The design work is quite often CAD. It's early-stage design. Once we get so far, we subcontract our work out because we're not design specialists. It's just 2D design in AutoCAD. Usually mapping out on a map overlay where pipes are going to go, and annotating pipe size, velocity, flow speed. Sometimes it can be like a schematic of a block of flats a tree of branches showing this is top floor with three flats, this is second floor with two flats. It's never that complex. The design work we do is quite easy to pick up.

What I enjoy about it

The problem-solving is quite rewarding. When you're building your own spreadsheet model or working on one and you're trying to find a mistake and you can't find it and you finally find it that's satisfying. Or when you're building a model from scratch and trying to get the equations to work, maybe teaching yourself something new at the same time.

Having an impact as an engineer. You have the potential to have quite a big impact, especially as you get more senior and make bigger decisions. There's a business development aspect to my role. I'll take part with the business development team on feasibility studies. We'll look at an area like west Edinburgh and think it might be a good spot for a future heat network. We'll run a feasibility study by subcontracting consultants, and we'll oversee and manage that.

Seeing the progress within that study is quite rewarding. We didn't know if it was a good area, now we've got all this information we could potentially use. It's the start of potentially spending £50 to £100 million and developing something. It's a large piece of infrastructure that could reduce the emissions of a lot of homes in terms of their heating usage. It could have a big impact on the world in that sense.

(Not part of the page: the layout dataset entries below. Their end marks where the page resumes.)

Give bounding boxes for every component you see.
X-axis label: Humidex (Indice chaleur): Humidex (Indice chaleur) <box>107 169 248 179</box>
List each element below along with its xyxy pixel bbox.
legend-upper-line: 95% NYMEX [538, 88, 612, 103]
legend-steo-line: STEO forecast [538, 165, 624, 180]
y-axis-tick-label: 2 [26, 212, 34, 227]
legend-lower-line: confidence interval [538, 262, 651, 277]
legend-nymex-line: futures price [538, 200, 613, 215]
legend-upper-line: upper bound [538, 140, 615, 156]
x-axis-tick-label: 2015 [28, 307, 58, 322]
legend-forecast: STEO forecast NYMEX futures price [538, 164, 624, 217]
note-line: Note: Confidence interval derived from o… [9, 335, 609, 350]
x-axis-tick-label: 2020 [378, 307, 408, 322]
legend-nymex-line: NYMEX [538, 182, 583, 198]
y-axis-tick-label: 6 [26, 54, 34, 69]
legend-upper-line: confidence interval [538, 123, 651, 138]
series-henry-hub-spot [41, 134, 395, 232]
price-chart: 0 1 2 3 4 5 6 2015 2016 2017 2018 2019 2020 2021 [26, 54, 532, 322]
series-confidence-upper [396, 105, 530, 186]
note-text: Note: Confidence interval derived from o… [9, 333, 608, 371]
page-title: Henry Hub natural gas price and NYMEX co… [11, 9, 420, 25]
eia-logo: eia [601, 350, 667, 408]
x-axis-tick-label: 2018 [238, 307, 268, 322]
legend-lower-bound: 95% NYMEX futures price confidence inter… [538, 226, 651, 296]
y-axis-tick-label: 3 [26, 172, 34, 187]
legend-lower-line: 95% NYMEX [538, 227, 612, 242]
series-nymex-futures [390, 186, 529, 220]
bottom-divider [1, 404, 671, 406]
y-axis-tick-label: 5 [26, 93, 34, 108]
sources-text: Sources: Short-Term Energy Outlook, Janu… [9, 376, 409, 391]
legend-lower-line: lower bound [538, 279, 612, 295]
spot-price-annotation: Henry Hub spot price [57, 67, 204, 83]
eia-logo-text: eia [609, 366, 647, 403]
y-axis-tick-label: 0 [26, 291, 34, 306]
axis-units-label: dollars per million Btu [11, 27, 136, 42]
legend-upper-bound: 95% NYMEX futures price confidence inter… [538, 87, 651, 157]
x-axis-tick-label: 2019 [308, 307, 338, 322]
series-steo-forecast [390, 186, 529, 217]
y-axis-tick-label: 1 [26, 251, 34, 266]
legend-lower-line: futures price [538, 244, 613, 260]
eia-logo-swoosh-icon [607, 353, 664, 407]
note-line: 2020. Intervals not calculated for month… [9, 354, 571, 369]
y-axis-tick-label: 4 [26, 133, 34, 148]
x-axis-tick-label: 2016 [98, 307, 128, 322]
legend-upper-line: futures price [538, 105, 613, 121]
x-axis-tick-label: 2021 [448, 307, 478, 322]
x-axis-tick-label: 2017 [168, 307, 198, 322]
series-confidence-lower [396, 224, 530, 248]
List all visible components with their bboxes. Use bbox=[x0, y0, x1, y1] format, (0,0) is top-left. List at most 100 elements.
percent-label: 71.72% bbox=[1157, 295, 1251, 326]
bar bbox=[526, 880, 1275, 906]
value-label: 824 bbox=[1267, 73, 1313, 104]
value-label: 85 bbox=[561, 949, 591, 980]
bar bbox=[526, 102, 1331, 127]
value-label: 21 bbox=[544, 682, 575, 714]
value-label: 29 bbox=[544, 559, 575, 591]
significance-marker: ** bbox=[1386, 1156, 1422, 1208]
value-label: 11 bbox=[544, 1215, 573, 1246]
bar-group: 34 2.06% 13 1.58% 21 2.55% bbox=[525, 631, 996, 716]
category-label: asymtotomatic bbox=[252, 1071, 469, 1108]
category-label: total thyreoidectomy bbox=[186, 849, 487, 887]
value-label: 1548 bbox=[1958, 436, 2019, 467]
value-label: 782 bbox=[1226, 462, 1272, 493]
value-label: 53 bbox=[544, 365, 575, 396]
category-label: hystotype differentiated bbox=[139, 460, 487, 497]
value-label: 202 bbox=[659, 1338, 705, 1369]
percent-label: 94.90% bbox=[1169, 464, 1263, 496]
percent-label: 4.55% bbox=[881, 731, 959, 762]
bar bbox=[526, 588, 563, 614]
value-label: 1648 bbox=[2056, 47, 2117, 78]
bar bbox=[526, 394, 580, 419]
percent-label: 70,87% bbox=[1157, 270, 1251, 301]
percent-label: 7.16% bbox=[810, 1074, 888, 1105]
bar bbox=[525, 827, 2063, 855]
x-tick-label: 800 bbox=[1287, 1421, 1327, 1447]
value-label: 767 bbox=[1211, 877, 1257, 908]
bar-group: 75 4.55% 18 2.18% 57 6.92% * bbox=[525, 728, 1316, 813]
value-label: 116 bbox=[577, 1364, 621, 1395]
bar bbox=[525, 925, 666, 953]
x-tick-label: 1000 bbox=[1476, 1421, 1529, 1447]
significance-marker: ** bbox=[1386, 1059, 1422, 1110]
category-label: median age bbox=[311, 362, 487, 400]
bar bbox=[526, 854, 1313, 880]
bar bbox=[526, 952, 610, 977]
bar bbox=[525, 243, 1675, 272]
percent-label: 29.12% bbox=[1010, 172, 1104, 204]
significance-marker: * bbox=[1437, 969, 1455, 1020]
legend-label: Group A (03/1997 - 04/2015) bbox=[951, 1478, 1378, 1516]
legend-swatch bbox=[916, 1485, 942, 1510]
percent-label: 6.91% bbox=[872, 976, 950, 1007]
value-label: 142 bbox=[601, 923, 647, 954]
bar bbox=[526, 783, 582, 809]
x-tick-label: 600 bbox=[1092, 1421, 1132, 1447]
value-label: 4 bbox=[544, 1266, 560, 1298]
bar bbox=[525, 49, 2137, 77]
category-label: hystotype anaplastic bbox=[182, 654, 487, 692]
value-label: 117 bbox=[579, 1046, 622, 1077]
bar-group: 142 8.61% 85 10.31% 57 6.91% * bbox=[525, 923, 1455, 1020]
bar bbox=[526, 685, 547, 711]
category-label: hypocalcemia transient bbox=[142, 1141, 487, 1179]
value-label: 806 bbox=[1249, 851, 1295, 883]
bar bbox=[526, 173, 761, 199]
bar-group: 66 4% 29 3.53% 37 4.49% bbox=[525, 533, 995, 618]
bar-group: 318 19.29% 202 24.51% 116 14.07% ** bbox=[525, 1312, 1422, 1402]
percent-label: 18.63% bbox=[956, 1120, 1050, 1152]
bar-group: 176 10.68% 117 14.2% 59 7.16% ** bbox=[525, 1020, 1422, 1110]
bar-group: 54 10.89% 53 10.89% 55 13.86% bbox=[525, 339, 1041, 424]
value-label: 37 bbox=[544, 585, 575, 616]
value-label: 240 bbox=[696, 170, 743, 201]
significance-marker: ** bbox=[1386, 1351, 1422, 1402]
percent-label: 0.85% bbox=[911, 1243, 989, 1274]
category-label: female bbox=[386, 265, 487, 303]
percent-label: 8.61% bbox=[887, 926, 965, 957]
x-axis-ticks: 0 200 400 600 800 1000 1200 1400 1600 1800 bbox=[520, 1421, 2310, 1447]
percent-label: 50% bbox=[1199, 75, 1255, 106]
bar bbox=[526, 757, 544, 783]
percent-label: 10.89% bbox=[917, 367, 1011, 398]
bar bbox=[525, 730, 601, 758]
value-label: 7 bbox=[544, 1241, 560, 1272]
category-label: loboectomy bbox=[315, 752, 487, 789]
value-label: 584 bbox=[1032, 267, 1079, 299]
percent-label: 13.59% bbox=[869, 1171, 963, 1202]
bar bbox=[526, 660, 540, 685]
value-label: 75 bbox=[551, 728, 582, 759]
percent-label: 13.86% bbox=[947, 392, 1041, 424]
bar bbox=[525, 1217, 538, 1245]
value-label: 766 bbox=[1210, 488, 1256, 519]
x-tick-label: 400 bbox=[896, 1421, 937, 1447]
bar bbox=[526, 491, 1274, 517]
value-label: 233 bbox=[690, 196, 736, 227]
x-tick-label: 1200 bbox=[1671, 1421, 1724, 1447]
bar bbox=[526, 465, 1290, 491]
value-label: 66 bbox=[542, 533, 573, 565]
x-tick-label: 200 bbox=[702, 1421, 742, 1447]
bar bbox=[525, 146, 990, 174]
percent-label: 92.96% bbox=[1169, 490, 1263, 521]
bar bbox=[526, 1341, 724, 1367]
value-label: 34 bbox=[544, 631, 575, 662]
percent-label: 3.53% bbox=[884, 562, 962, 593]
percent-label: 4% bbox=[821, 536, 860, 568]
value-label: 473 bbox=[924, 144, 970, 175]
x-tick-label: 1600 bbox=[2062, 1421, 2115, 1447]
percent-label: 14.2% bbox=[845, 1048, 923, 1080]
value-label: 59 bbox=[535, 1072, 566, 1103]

As an engineer, even if you're dealing just with numbers, you have a bit more understanding of what those numbers mean and how that could correlate to something actually happening. That's exciting.

What you learn on the job

You need attention to detail and curiosity. You need to know how it all roughly works to do your job properly. You can't just apply formulas you need to understand what's happening and why.

It's quite often about spotting mistakes. You can only spot mistakes by knowing all that information. By knowing how things should be, based on experience.

Working with people is important. This role at Vattenfall is very fast-paced. On Teams, I'm chatting to five to ten people each day, getting information off them. You're engaging with all the different business streams business development, commercial, the operational team. It means you have a better understanding of what's going on outside of just the engineering team.

It's maybe good for someone who's slightly business-minded, who likes to get insight into the other parts of the business. Knowing not just how it technically works, but the cost model behind it and the economics of it that's pretty fundamental to what we do.

My advice

There's a need to be interested in what's happening in the renewable energy world. I'm not really into politics, but I definitely read up on what's going on in the heat networks industry and renewable energies. Understanding those policy complexities is quite an important part of it.

If you're the kind of engineer who likes to be practical and hands-on, this might not be for you because it is office-based. You're not building things yourself.

But if you're someone who's social, who likes dealing with people, who wants to understand how different parts of a business work together this could suit you. Some of my friends who are engineers prefer to work by themselves, making decisions themselves, looking into stuff themselves. They wouldn't want this. But for me, the variety and the collaboration make it interesting.